Causality, Analyticity and an IR Obstruction to UV Completion
Allan Adams, Nima Arkani-Hamed, Sergei Dubovsky, Alberto Nicolis, Riccardo Rattazzi
TL;DR
This paper identifies positivity constraints on leading irrelevant operators as a diagnostic for UV completion within local QFTs and perturbative string theories. It connects these UV analyticity requirements to IR phenomena, showing that wrong signs induce macroscopic nonlocality and superluminal propagation on nontrivial backgrounds, which undermines a Lorentz-invariant causal evolution. The authors apply the framework to the DGP brane-world model and the electroweak chiral Lagrangian, arguing that both cannot arise from standard UV-complete theories if positivity is violated. They further explore string theory examples (Little String Theory, noncommutative theories) and discuss gravitational extensions, highlighting that any experimental evidence of positivity violation would signal physics beyond local QFT and perturbative string theory, with far-reaching implications for causality and locality.
Abstract
We argue that certain apparently consistent low-energy effective field theories described by local, Lorentz-invariant Lagrangians, secretly exhibit macroscopic non-locality and cannot be embedded in any UV theory whose S-matrix satisfies canonical analyticity constraints. The obstruction involves the signs of a set of leading irrelevant operators, which must be strictly positive to ensure UV analyticity.
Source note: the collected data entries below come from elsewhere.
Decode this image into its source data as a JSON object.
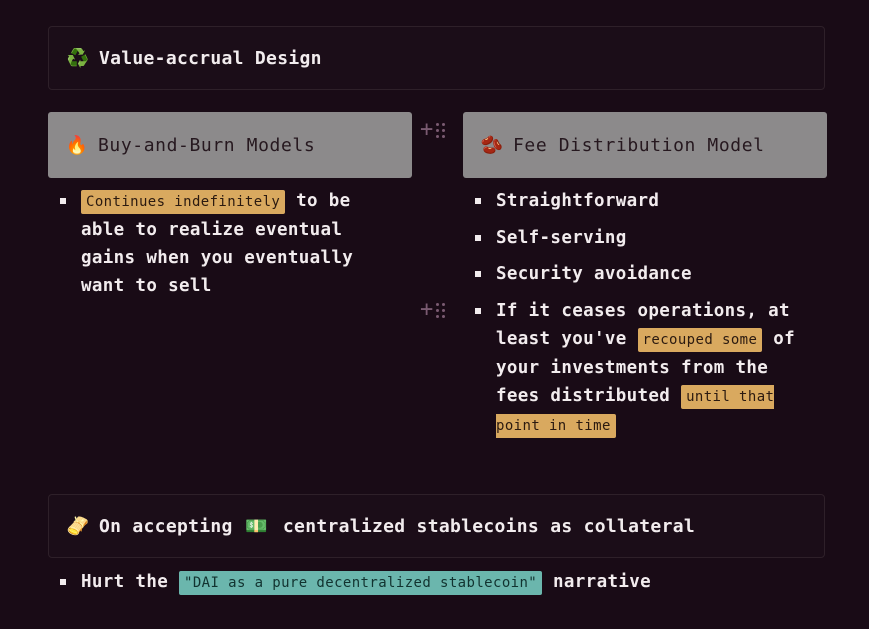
{
  "callout_top": {
    "emoji": "♻️",
    "title": "Value-accrual Design"
  },
  "columns": [
    {
      "emoji": "🔥",
      "header": "Buy-and-Burn Models",
      "bullets": [
        {
          "highlight": "Continues indefinitely",
          "rest": " to be able to realize eventual gains when you eventually want to sell"
        }
      ]
    },
    {
      "emoji": "🫘",
      "header": "Fee Distribution Model",
      "bullets": [
        {
          "text": "Straightforward"
        },
        {
          "text": "Self-serving"
        },
        {
          "text": "Security avoidance"
        },
        {
          "pre": "If it ceases operations, at least you've ",
          "highlight1": "recouped some",
          "mid": " of your investments from the fees distributed ",
          "highlight2": "until that point in time"
        }
      ]
    }
  ],
  "callout_bottom": {
    "emoji": "🫔",
    "pre": "On accepting ",
    "emoji2": "💵",
    "post": " centralized stablecoins as collateral"
  },
  "bottom_bullet": {
    "pre": "Hurt the ",
    "highlight": "\"DAI as a pure decentralized stablecoin\"",
    "post": " narrative"
  },
  "icons": {
    "add_block": "plus-icon",
    "drag_handle": "drag-handle-icon"
  }
}
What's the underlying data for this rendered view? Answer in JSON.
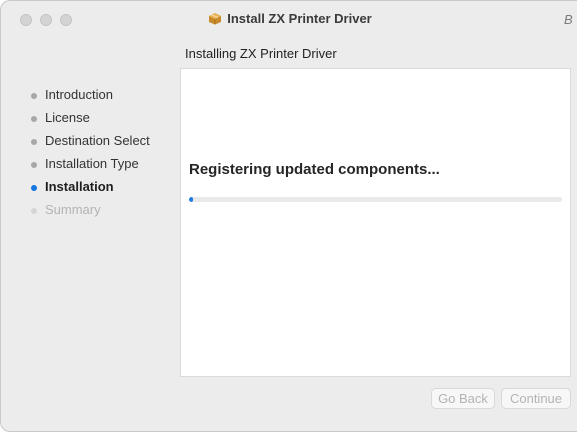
{
  "window": {
    "title": "Install ZX Printer Driver",
    "help_glyph": "B"
  },
  "header": {
    "subtitle": "Installing ZX Printer Driver"
  },
  "sidebar": {
    "steps": [
      {
        "label": "Introduction",
        "state": "done"
      },
      {
        "label": "License",
        "state": "done"
      },
      {
        "label": "Destination Select",
        "state": "done"
      },
      {
        "label": "Installation Type",
        "state": "done"
      },
      {
        "label": "Installation",
        "state": "active"
      },
      {
        "label": "Summary",
        "state": "future"
      }
    ]
  },
  "main": {
    "status_text": "Registering updated components...",
    "progress": 0.01
  },
  "footer": {
    "go_back_label": "Go Back",
    "continue_label": "Continue"
  },
  "colors": {
    "accent": "#1476e0",
    "window_bg": "#ececec",
    "panel_bg": "#ffffff",
    "disabled_text": "#b3b3b3"
  },
  "icons": {
    "title_icon": "package-icon"
  }
}
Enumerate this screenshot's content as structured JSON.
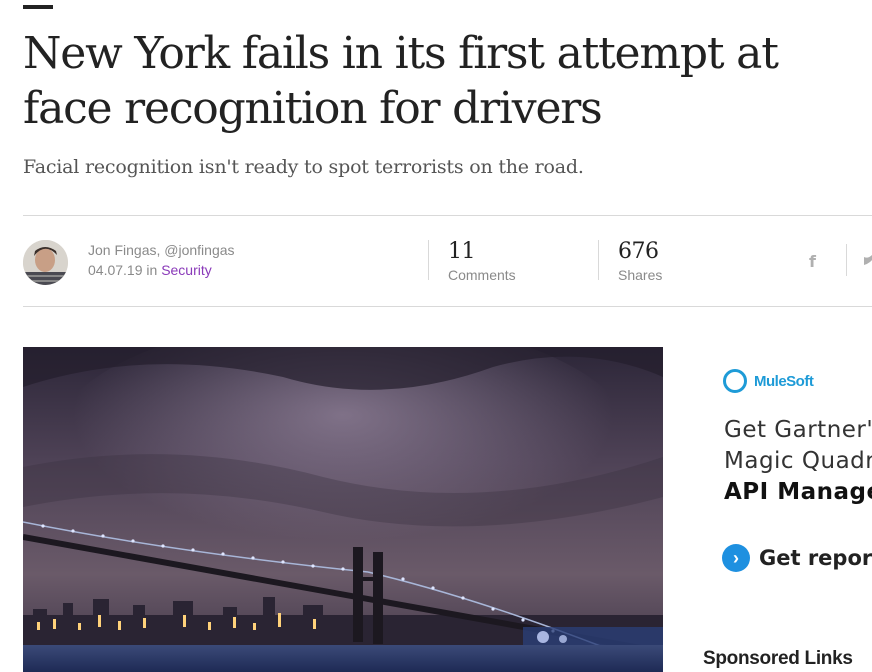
{
  "article": {
    "headline": "New York fails in its first attempt at face recognition for drivers",
    "subheadline": "Facial recognition isn't ready to spot terrorists on the road.",
    "author": "Jon Fingas, @jonfingas",
    "date": "04.07.19",
    "in_word": "in",
    "category": "Security",
    "comments_count": "11",
    "comments_label": "Comments",
    "shares_count": "676",
    "shares_label": "Shares",
    "social": {
      "facebook_icon": "facebook-icon",
      "twitter_icon": "twitter-icon"
    }
  },
  "ad": {
    "brand": "MuleSoft",
    "line1": "Get Gartner's",
    "line2": "Magic Quadra",
    "line3": "API Managen",
    "cta": "Get report",
    "accent_color": "#1e9bd7"
  },
  "sidebar": {
    "sponsored_heading": "Sponsored Links"
  },
  "hero_image": {
    "subject": "night-bridge-photo"
  }
}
An IR manifestation of this restriction is that the "wrong" signs lead to superluminal fluctuations around non-trivial backgrounds, making it impossible to define local, causal evolution, and implying a surprising IR breakdown of the effective theory. Such effective theories can not arise in quantum field theories or weakly coupled string theories, whose S-matrices satisfy the usual analyticity properties. This conclusion applies to the DGP brane-world model modifying gravity in the IR, giving a simple explanation for the difficulty of embedding this model into controlled stringy backgrounds, and to models of electroweak symmetry breaking that predict negative anomalous quartic couplings for the W and Z. Conversely, any experimental support for the DGP model, or measured negative signs for anomalous quartic gauge boson couplings at future accelerators, would constitute direct evidence for the existence of superluminality and macroscopic non-locality unlike anything previously seen in physics, and almost incidentally falsify both local quantum field theory and perturbative string theory.